A man on death row for a crime he didn't commit, surrounded by the worst monsters humanity can produce, and all he has are his thoughts. The guards outside the cells are just as evil as the murderers and rapists on the inside. No one cares about them, and no one notices when they go missing.

This is the setting for Peter Simeti and Kevin Christensen's The Chair, a new horror offering from Alterna Comics.

The main character is a man named Richard Sullivan, and the first issue is spent setting up the scenario and giving us a bit of a background on our protagonist. He was a normal man with a family who had a dispute with his boss. Soon after, 12 people were killed, including his boss's kid, and Sullivan was blamed. Ten years of trials and appeals have occurred since then, and Sullivan is on death row.

The all-around alienating atmosphere of this world is made abundantly clear in this first issue. The people in the cells around Sullivan are heinous beasts, but the guards abuse and injure the prisoners in perverse manners. This goes up until the point where one of the only other innocent men in the block, a vet by the name of Jimmy, is brutally killed by guards.

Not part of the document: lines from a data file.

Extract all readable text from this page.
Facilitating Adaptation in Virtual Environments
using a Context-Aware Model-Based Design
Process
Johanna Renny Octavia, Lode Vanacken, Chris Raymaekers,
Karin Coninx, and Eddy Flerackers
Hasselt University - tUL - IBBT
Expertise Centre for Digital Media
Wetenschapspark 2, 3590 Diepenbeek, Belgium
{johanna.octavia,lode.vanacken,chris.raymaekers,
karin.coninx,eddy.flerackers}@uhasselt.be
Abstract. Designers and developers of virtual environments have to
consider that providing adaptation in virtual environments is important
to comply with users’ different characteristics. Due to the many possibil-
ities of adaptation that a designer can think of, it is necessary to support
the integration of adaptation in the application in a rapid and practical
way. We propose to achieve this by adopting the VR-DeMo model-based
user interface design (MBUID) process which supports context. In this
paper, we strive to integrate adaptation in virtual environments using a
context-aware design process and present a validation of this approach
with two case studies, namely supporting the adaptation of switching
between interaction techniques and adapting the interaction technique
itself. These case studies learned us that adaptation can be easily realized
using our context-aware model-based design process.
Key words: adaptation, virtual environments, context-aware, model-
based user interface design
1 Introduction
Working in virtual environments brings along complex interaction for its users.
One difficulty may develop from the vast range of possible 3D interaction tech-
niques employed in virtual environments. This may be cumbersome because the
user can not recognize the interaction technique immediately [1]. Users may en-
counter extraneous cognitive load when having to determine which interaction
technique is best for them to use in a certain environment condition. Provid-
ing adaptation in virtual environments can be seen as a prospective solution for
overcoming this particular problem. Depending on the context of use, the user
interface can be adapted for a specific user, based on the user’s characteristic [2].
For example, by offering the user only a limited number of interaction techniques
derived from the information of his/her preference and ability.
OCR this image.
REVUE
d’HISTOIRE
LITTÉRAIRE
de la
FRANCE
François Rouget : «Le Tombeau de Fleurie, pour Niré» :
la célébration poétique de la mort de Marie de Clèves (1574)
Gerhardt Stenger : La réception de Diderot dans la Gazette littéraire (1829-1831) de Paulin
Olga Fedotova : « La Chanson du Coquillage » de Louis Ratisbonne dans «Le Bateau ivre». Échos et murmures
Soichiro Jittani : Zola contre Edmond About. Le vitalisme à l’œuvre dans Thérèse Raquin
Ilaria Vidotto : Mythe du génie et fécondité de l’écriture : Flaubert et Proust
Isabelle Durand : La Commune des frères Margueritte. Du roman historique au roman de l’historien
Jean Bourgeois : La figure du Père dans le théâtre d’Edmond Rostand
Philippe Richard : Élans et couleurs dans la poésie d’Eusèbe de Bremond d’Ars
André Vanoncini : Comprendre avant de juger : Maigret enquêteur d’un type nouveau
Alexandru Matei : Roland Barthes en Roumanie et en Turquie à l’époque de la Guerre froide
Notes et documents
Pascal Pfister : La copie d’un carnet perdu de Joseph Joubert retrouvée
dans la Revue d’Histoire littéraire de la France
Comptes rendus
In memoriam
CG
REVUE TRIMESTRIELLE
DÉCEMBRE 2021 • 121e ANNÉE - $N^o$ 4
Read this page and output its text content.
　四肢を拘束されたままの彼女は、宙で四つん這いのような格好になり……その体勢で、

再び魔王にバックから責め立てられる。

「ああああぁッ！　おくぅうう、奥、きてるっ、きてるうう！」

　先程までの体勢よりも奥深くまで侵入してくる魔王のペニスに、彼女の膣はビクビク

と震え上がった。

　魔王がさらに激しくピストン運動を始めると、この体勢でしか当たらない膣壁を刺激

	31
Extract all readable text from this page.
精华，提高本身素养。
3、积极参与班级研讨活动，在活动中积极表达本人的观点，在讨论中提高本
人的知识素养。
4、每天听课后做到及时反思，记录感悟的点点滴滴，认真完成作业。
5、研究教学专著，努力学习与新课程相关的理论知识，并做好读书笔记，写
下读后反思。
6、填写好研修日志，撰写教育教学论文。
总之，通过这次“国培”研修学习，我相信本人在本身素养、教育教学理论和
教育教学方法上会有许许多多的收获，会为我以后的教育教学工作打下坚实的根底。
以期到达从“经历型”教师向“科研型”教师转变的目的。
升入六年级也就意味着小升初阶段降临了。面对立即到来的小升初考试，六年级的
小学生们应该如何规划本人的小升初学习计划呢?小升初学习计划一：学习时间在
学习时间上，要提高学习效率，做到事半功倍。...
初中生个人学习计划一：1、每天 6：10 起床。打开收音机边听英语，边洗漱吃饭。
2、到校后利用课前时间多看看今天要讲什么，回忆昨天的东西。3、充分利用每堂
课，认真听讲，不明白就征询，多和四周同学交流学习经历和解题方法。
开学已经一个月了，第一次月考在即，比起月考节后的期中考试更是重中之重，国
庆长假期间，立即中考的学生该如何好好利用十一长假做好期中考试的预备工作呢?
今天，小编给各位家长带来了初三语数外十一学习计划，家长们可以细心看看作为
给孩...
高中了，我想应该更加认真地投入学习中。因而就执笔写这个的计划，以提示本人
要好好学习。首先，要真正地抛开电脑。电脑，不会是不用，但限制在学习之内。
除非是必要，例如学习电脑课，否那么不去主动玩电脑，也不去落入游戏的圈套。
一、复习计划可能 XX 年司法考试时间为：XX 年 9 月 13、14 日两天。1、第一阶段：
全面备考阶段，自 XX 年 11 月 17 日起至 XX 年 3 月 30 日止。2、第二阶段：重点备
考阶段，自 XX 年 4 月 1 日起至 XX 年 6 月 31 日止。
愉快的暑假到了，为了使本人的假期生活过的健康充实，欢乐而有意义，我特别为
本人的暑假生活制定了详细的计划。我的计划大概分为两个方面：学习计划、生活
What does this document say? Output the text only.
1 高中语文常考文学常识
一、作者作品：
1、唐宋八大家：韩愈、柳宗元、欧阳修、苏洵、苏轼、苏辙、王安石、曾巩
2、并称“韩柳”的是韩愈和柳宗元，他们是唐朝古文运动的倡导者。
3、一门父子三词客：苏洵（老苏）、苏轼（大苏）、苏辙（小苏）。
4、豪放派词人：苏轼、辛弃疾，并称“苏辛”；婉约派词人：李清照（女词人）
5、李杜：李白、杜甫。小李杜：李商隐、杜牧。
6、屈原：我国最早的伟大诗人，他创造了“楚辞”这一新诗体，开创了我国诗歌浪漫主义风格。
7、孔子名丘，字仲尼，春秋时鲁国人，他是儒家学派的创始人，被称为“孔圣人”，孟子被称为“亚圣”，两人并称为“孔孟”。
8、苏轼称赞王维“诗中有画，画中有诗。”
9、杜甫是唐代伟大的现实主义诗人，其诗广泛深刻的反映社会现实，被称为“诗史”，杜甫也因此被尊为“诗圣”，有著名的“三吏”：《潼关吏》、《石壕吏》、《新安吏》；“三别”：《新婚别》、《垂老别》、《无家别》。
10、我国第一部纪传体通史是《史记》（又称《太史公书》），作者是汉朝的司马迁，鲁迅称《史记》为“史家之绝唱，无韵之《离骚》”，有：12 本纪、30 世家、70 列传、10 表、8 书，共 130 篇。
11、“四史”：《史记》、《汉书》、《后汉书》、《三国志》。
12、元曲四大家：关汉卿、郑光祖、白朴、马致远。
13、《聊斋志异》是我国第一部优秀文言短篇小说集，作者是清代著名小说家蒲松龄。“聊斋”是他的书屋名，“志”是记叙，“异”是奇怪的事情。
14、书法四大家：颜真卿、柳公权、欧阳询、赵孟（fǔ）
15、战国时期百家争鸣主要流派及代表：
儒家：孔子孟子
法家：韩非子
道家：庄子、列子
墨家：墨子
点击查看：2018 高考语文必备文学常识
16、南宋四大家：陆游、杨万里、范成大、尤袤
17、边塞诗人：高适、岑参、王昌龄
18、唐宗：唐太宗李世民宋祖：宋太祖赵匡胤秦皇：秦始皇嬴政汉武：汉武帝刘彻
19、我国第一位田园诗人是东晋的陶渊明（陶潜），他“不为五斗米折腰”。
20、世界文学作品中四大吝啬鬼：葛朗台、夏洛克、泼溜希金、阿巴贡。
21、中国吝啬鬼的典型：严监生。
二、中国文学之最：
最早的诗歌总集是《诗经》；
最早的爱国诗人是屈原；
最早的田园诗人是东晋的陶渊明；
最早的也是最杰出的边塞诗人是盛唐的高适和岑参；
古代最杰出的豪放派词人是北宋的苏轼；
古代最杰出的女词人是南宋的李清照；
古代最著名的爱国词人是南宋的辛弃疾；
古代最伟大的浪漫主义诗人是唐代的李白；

The Chair is a gruesome and grimy world brought to life by the art of Christensen and Simeti. The gritty style and monochrome coloring of a harsh world brings to mind James O'Barr's The Crow.

The Chair #1 Review: Atmospheric, But Lacking In Character

That being said, The Chair is not a perfect comic book. There are a number of problems that hinder the comic to a significant degree.

Firstly, this is a comic that calls for an understanding of the grey areas of morality. However, everything is set up in black and white (pun totally intended). There is no sympathy or even a true recognition of humanity for the prisoners who aren't Sullivan and Jimmy. The inmates are either innocent and good or they're guilty and evil. They're treated like ravenous animals. When you're telling a story about this topic, at least acknowledging that there is a person in there who has made some unthinkably bad decisions — or has genuine mental health issues — would make the world feel more nuanced.

Speaking of nuance, there is a very binary "yes-or-no" on the question of guilt and innocence. Sullivan has written off all other inmates except for himself and Jimmy as guilty. The depiction of these characters and even spotlighting their actions shows that the narrative is on the side of his assumption. However, very few people, even in this scenario, are going to cop to their actions. Even then, they may still be lying. Even Jimmy could be lying, for all Sullivan really knows. Truth becomes relative in a place like that. The comic acknowledges the "everyone says that they're innocent" cliché in the opening page, but it never acknowledges the possibility of the relativity of truth again for the rest of the comic.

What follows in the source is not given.